The feelings evoked by the distilling process are less mixed. The equipment my uncle uses is basically a wok extension that is widely used in countryside home distillation. It consists of a ring wall, a guide, a reversed dome lid, and a tube. Oh, and some strips of cloth for sealing. That’s it. Amazing how simple it is.

Of course, there are a lot of “rough edges” in the whole process, and most of the details are handled purely by experience and personal preferences, such as how much yeast to use, how long the fermentation goes on, how much water to add in the bottom wok before distilling, etc. There are no attempts to monitor, let alone control, the temperature or alcohol percentage. This definitely doesn’t mean that a good home distiller cannot produce liquors of consistent quality, but with this system one certainly has a million opportunities to make mistakes that can destroy consistency or lead to undesirable results.

While I fully understand the health risks of home distillation, there’s something endearing in this crude system. With its simplicity, it seems closer to the pristine wisdom that created distilled spirits in the first place. When looking at the impressive, sophisticated equipment for industrial production in a proper distillery, I find it hard to imagine which genius started all this and how on earth it came about. Now my uncle’s equipment has made the idea of distillation more accessible and digestible for me. And somehow the extra mile people have gone to produce safe, diverse liquors also becomes more tangible.

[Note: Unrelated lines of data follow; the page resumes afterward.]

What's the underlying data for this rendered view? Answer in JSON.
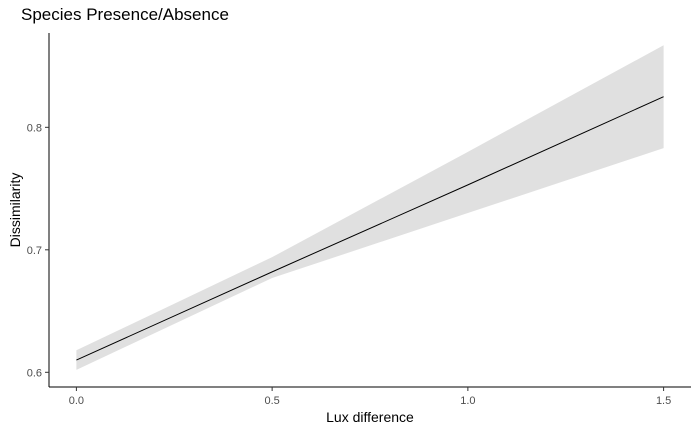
{
  "chart_data": {
    "type": "line",
    "title": "Species Presence/Absence",
    "xlabel": "Lux difference",
    "ylabel": "Dissimilarity",
    "xlim": [
      -0.07,
      1.57
    ],
    "ylim": [
      0.588,
      0.877
    ],
    "x_ticks": [
      0.0,
      0.5,
      1.0,
      1.5
    ],
    "x_tick_labels": [
      "0.0",
      "0.5",
      "1.0",
      "1.5"
    ],
    "y_ticks": [
      0.6,
      0.7,
      0.8
    ],
    "y_tick_labels": [
      "0.6",
      "0.7",
      "0.8"
    ],
    "grid": false,
    "series": [
      {
        "x": [
          0.0,
          0.5,
          1.0,
          1.5
        ],
        "fit": [
          0.61,
          0.682,
          0.753,
          0.825
        ],
        "lower": [
          0.602,
          0.677,
          0.73,
          0.783
        ],
        "upper": [
          0.618,
          0.694,
          0.78,
          0.867
        ]
      }
    ],
    "colors": {
      "line": "#000000",
      "ribbon": "#e0e0e0",
      "axis": "#000000",
      "tick_text": "#4d4d4d"
    }
  }
}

The product of last week, by the way, turned out to be a bit too sour, as my uncle predicted. And of course, it’s on me who postponed our workshop. While reading Liu Kezhuang’s 劉克莊 (1187-1269) poetic complaint that basically says, “I hoped to enjoy a few cups of nice liquor, but well, thanks for your vinegar”, I wonder whether his good nephew, Mr. Fang, had also postponed his work for a curious niece.